Now, I’m not saying that you should misrepresent yourself in application materials, or that you should be intractable when it comes to negotiating an offer, but I think for a lot of people, it’s a weird switch, to go from saying, “yes, I can definitely do that” in interview to “but what’s in it for me?” once they’ve been made an offer. Unfortunately, as a result, I think a lot of us try to hold back on negotiations because we don’t want to come off as difficult or not a team player.
For me, I’ve found one way to stop myself from underselling myself is to go into interviews assuming I’m going to get the job. Again, I don’t mean I go in acting cocky or entitled - really, the change came from my own experiences as an interviewer and manager. The fact of the matter is that no one interviews a candidate they don’t think they could hire. Interviews take a lot of time to organize and execute, so it’s just not worth the hiring manager’s time to interview a ‘meh’ candidate. I still go into interviews presenting my best self, but inside, I’m also noting the positives coming out of the interview that I can use once there’s an offer on the table to negotiate for myself. That I bring particular experiences or skills with me is both a selling point in the interview, and also an argument for why I deserve a good salary.

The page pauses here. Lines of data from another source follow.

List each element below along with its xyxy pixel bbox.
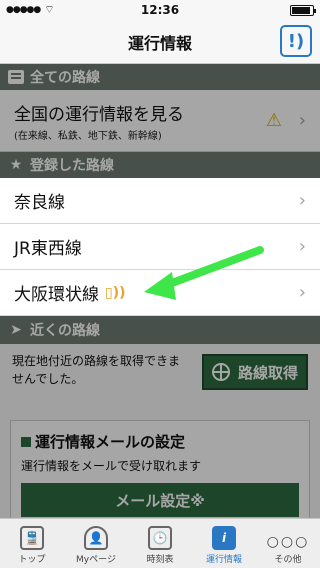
tab-timetable[interactable]: 🕒 時刻表	[128, 519, 192, 568]
mail-settings-panel: 運行情報メールの設定 運行情報をメールで受け取れます メール設定※	[10, 420, 310, 530]
tab-label: トップ	[18, 555, 46, 565]
section-header-registered: ★ 登録した路線	[0, 152, 320, 178]
square-bullet-icon	[21, 436, 31, 447]
chevron-right-icon: ›	[298, 110, 306, 131]
chevron-right-icon: ›	[298, 236, 306, 257]
signal-icon: ●●●●●	[6, 5, 41, 15]
tab-more[interactable]: ○○○ その他	[256, 519, 320, 568]
status-bar: ●●●●● ⌔ 12:36	[0, 0, 320, 20]
tab-service-info[interactable]: i 運行情報	[192, 519, 256, 568]
tab-label: Myページ	[76, 555, 116, 565]
line-label: 大阪環状線	[14, 285, 99, 305]
list-icon	[8, 70, 24, 84]
tab-label: 時刻表	[146, 555, 174, 565]
section-header-all: 全ての路線	[0, 64, 320, 90]
mail-settings-button[interactable]: メール設定※	[21, 483, 299, 517]
status-left: ●●●●● ⌔	[6, 3, 55, 17]
get-lines-button[interactable]: 路線取得	[202, 354, 308, 390]
wifi-icon: ⌔	[44, 3, 55, 16]
info-signal-icon[interactable]: !)	[280, 25, 312, 57]
section-header-nearby: ➤ 近くの路線	[0, 316, 320, 344]
line-label: 奈良線	[14, 193, 65, 213]
star-icon: ★	[9, 157, 23, 173]
timetable-icon: 🕒	[148, 526, 172, 550]
crosshair-icon	[211, 363, 230, 381]
line-label: JR東西線	[14, 239, 82, 259]
mail-description: 運行情報をメールで受け取れます	[21, 459, 202, 473]
all-lines-row[interactable]: 全国の運行情報を見る (在来線、私鉄、地下鉄、新幹線) ⚠ ›	[0, 90, 320, 152]
section-label-registered: 登録した路線	[30, 158, 114, 174]
tab-bar: 🚆 トップ 👤 Myページ 🕒 時刻表 i 運行情報 ○○○ その他	[0, 518, 320, 568]
mail-title: 運行情報メールの設定	[21, 431, 185, 452]
annotation-arrow	[144, 246, 264, 300]
section-label-nearby: 近くの路線	[30, 323, 100, 339]
navigation-bar: 運行情報 !)	[0, 20, 320, 64]
more-icon: ○○○	[266, 534, 310, 550]
tab-mypage[interactable]: 👤 Myページ	[64, 519, 128, 568]
section-label-all: 全ての路線	[30, 70, 100, 86]
nearby-message: 現在地付近の路線を取得できませんでした。	[12, 354, 181, 386]
tab-label: 運行情報	[205, 555, 242, 565]
warning-icon: ⚠	[265, 110, 282, 131]
info-signal-badge-icon: ▯))	[105, 284, 126, 301]
get-lines-label: 路線取得	[237, 363, 298, 382]
chevron-right-icon: ›	[298, 190, 306, 211]
line-row-nara[interactable]: 奈良線 ›	[0, 178, 320, 224]
train-icon: 🚆	[20, 526, 44, 550]
all-lines-label: 全国の運行情報を見る	[14, 104, 184, 125]
info-icon: i	[212, 526, 236, 550]
tab-label: その他	[274, 555, 302, 565]
nearby-panel: 現在地付近の路線を取得できませんでした。 路線取得	[0, 344, 320, 404]
all-lines-sublabel: (在来線、私鉄、地下鉄、新幹線)	[14, 130, 162, 142]
battery-icon	[290, 4, 316, 16]
location-arrow-icon: ➤	[10, 322, 22, 338]
tab-top[interactable]: 🚆 トップ	[0, 519, 64, 568]
chevron-right-icon: ›	[298, 282, 306, 303]
person-icon: 👤	[84, 526, 108, 550]
page-title: 運行情報	[127, 33, 192, 53]
mail-title-text: 運行情報メールの設定	[35, 433, 186, 451]
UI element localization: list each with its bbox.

If you’re still finding it tough to negotiate for yourself, think of yourself as a salesman, and your product is you. Salesman are great at telling you why you need their product, but when it comes to price, there’s always a hard ask - depending on what you’re buying, they may even intentionally inflate the initial price, assuming you’re going to try to negotiate them down. The same goes for selling yourself - be prepared to sell yourself as the best fit, but also be prepared with a hard ask at the end.